I remember teaching a short course some time ago for advanced English students. The first part of the course was fairly standard – vocabulary building, role-plays, some debates on artificial themes et cetera. The final part of the course, though, was just a plain canvas – the students were asked to decide what we would do in the lessons. I couldn’t plan or prepare. The lessons were down to the students.
Can such a system work? Can you remove materials and textbooks from a classroom and still expect the students to learn? Not only is the answer ‘yes’, but a whole group of ESOL teachers also believe this is the best way to learn/teach.
Teaching unplugged
This week, I’ve been caught up reading articles from Scott Thornbury’s excellent ‘Teaching Unplugged’ website. In it, he explains – with the help of some friends – a teaching pattern that is unabashedly contrary in a world that is bursting at the seams with textbooks, theories and technology. It is a style “unburdened by an excess of materials… a pedagogy grounded in the local and relevant concerns of the people in the room.” Until I read this, I had no idea that other teachers were thinking the same as me on a wide scale.
It all starts with the article ‘A Dogma for EFL’, published 10 years ago, high on inspiration and determination, and the foundation for a style that is actually “a state of mind.” If you haven’t read the article, stop listening to me droning on and go read it!
Naked teaching
From there, it is a natural step up to the idea of teaching unplugged. Live, raw, naked teaching. Not literally, of course. That would be disturbing. But naked in the sense of not over-planning, not over-preparing, not micro-managing. Letting the learners lead with their own ideas and conversation. Using language because you want to talk, not because of some abstract goal. There’s a lot more to it, but the key principles can be found in the 10 guidelines defined in Scott’s article Teaching Unplugged (Or Dogme with an ‘E’).
Rule no. 1: There are no rules (except these 10)
In summary, those 10 principles include the idea that teachers only use the materials that can be found ‘on location’. It requires using your own knowledge and the experience and personalities of your students to teach.
A second idea that I am particularly fond of is that the teacher should sit down when the students are sitting. Symbolically, it takes away the ‘authority figure’, and replaces him with just another person. Someone to converse with.
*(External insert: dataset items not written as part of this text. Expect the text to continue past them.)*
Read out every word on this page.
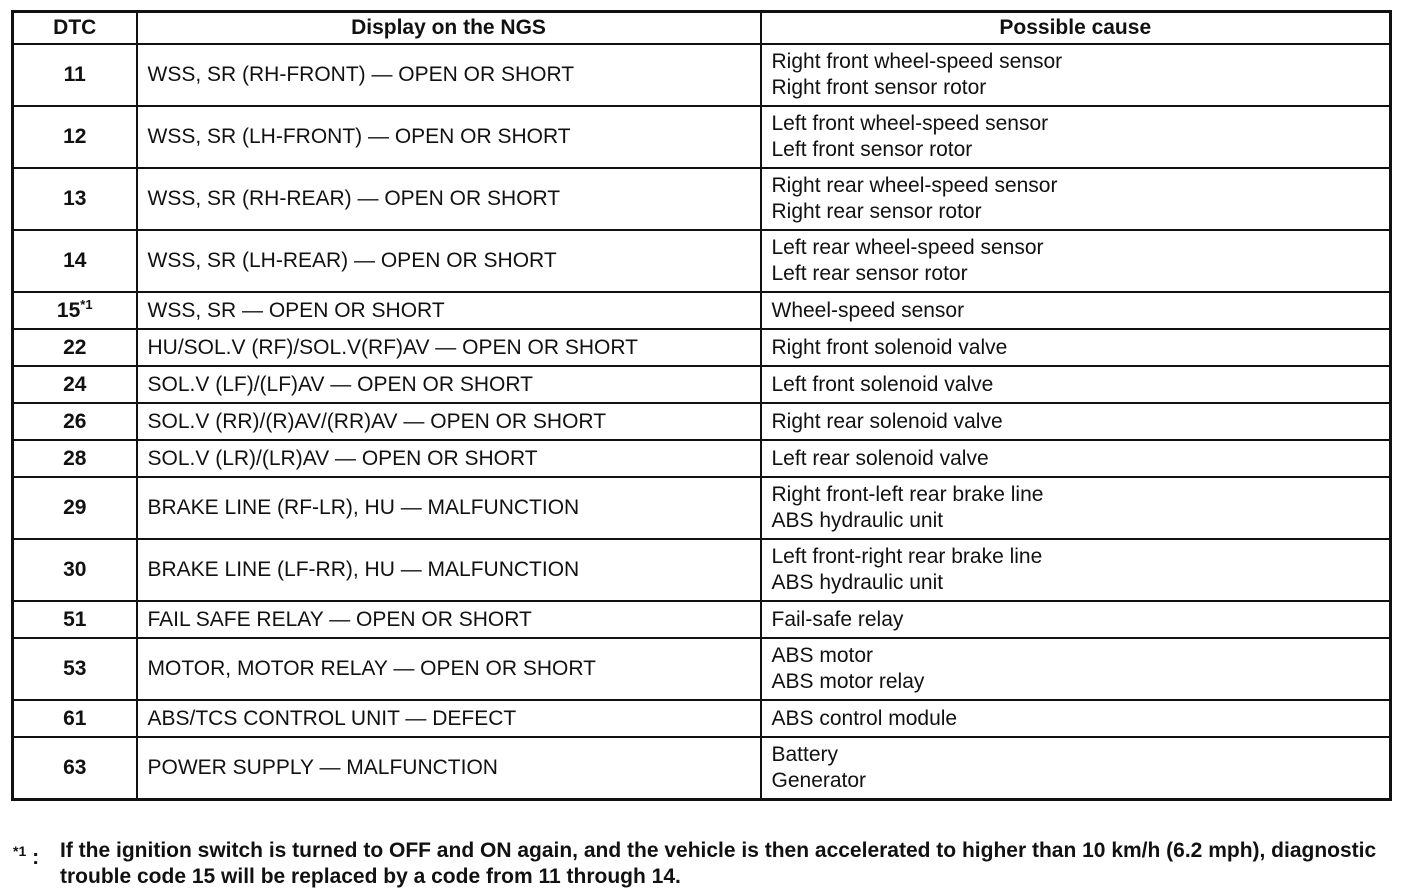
DTC	Display on the NGS	Possible cause
11	WSS, SR (RH-FRONT) — OPEN OR SHORT	Right front wheel-speed sensor
Right front sensor rotor

12	WSS, SR (LH-FRONT) — OPEN OR SHORT	Left front wheel-speed sensor
Left front sensor rotor

13	WSS, SR (RH-REAR) — OPEN OR SHORT	Right rear wheel-speed sensor
Right rear sensor rotor

14	WSS, SR (LH-REAR) — OPEN OR SHORT	Left rear wheel-speed sensor
Left rear sensor rotor

15$^{*1}$	WSS, SR — OPEN OR SHORT	Wheel-speed sensor

22	HU/SOL.V (RF)/SOL.V(RF)AV — OPEN OR SHORT	Right front solenoid valve

24	SOL.V (LF)/(LF)AV — OPEN OR SHORT	Left front solenoid valve

26	SOL.V (RR)/(R)AV/(RR)AV — OPEN OR SHORT	Right rear solenoid valve

28	SOL.V (LR)/(LR)AV — OPEN OR SHORT	Left rear solenoid valve

29	BRAKE LINE (RF-LR), HU — MALFUNCTION	Right front-left rear brake line
ABS hydraulic unit

30	BRAKE LINE (LF-RR), HU — MALFUNCTION	Left front-right rear brake line
ABS hydraulic unit

51	FAIL SAFE RELAY — OPEN OR SHORT	Fail-safe relay

53	MOTOR, MOTOR RELAY — OPEN OR SHORT	ABS motor
ABS motor relay

61	ABS/TCS CONTROL UNIT — DEFECT	ABS control module

63	POWER SUPPLY — MALFUNCTION	Battery
Generator
$^{*1}$ : If the ignition switch is turned to OFF and ON again, and the vehicle is then accelerated to higher than 10 km/h (6.2 mph), diagnostic trouble code 15 will be replaced by a code from 11 through 14.
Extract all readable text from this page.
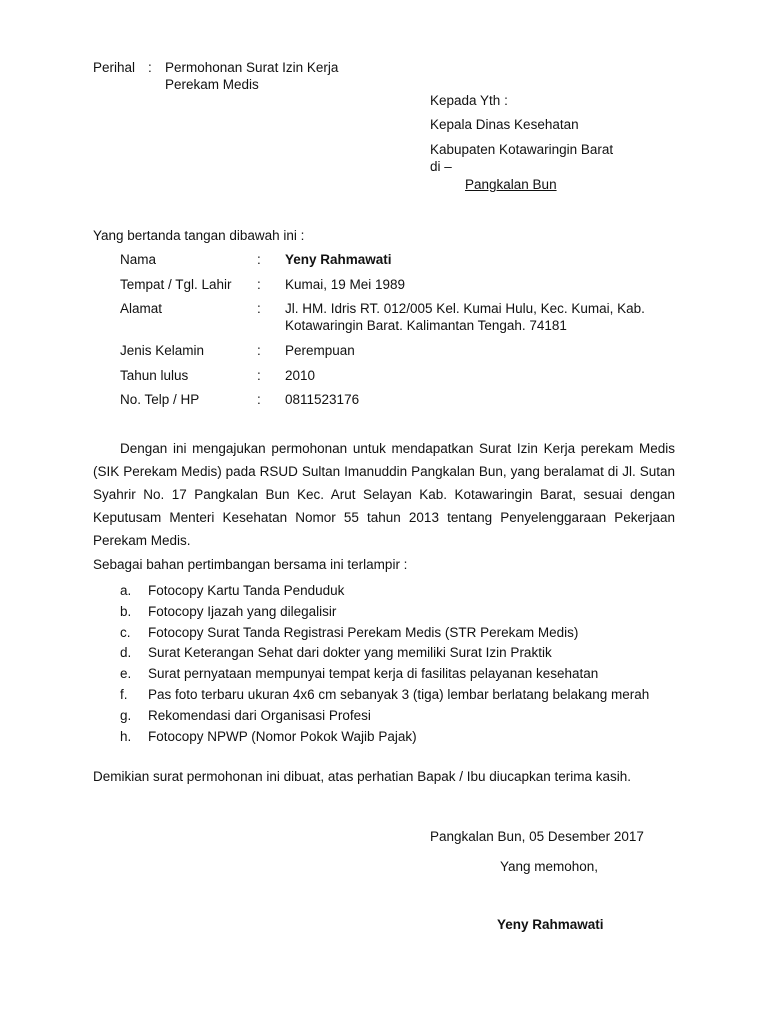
Perihal : Permohonan Surat Izin Kerja
Perekam Medis
Kepada Yth :
Kepala Dinas Kesehatan
Kabupaten Kotawaringin Barat
di –
Pangkalan Bun
Yang bertanda tangan dibawah ini :
Nama	: Yeny Rahmawati
Tempat / Tgl. Lahir : Kumai, 19 Mei 1989
Alamat	: Jl. HM. Idris RT. 012/005 Kel. Kumai Hulu, Kec. Kumai, Kab.
Kotawaringin Barat. Kalimantan Tengah. 74181
Jenis Kelamin	: Perempuan
Tahun lulus	: 2010
No. Telp / HP	: 0811523176

Dengan ini mengajukan permohonan untuk mendapatkan Surat Izin Kerja perekam Medis (SIK Perekam Medis) pada RSUD Sultan Imanuddin Pangkalan Bun, yang beralamat di Jl. Sutan Syahrir No. 17 Pangkalan Bun Kec. Arut Selayan Kab. Kotawaringin Barat, sesuai dengan Keputusam Menteri Kesehatan Nomor 55 tahun 2013 tentang Penyelenggaraan Pekerjaan Perekam Medis.

Sebagai bahan pertimbangan bersama ini terlampir :
a. Fotocopy Kartu Tanda Penduduk
b. Fotocopy Ijazah yang dilegalisir
c. Fotocopy Surat Tanda Registrasi Perekam Medis (STR Perekam Medis)
d. Surat Keterangan Sehat dari dokter yang memiliki Surat Izin Praktik
e. Surat pernyataan mempunyai tempat kerja di fasilitas pelayanan kesehatan
f. Pas foto terbaru ukuran 4x6 cm sebanyak 3 (tiga) lembar berlatang belakang merah
g. Rekomendasi dari Organisasi Profesi
h. Fotocopy NPWP (Nomor Pokok Wajib Pajak)
Demikian surat permohonan ini dibuat, atas perhatian Bapak / Ibu diucapkan terima kasih.
Pangkalan Bun, 05 Desember 2017
Yang memohon,
Yeny Rahmawati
Grammar should emerge from the lesson, not be inputted into it. Topics for discussion and questions asked should be real, not artificially construed to achieve something. The final point also rings clear and true: teachers should not be boring.
Dogme and teaching
I think this approach is best summed up by ‘Luke’, a contributor to the Teaching Unplugged website. When talking about whether this type of lesson can be carried out in the real world, he poignantly stated that “there’s one caveat here – you do have to be interested in people to teach like this!”
So, that’s been my week, pretty much! Reading about Dogme and thinking of ways to implement it more fully into my lessons. Has anyone been using this style? Care to comment?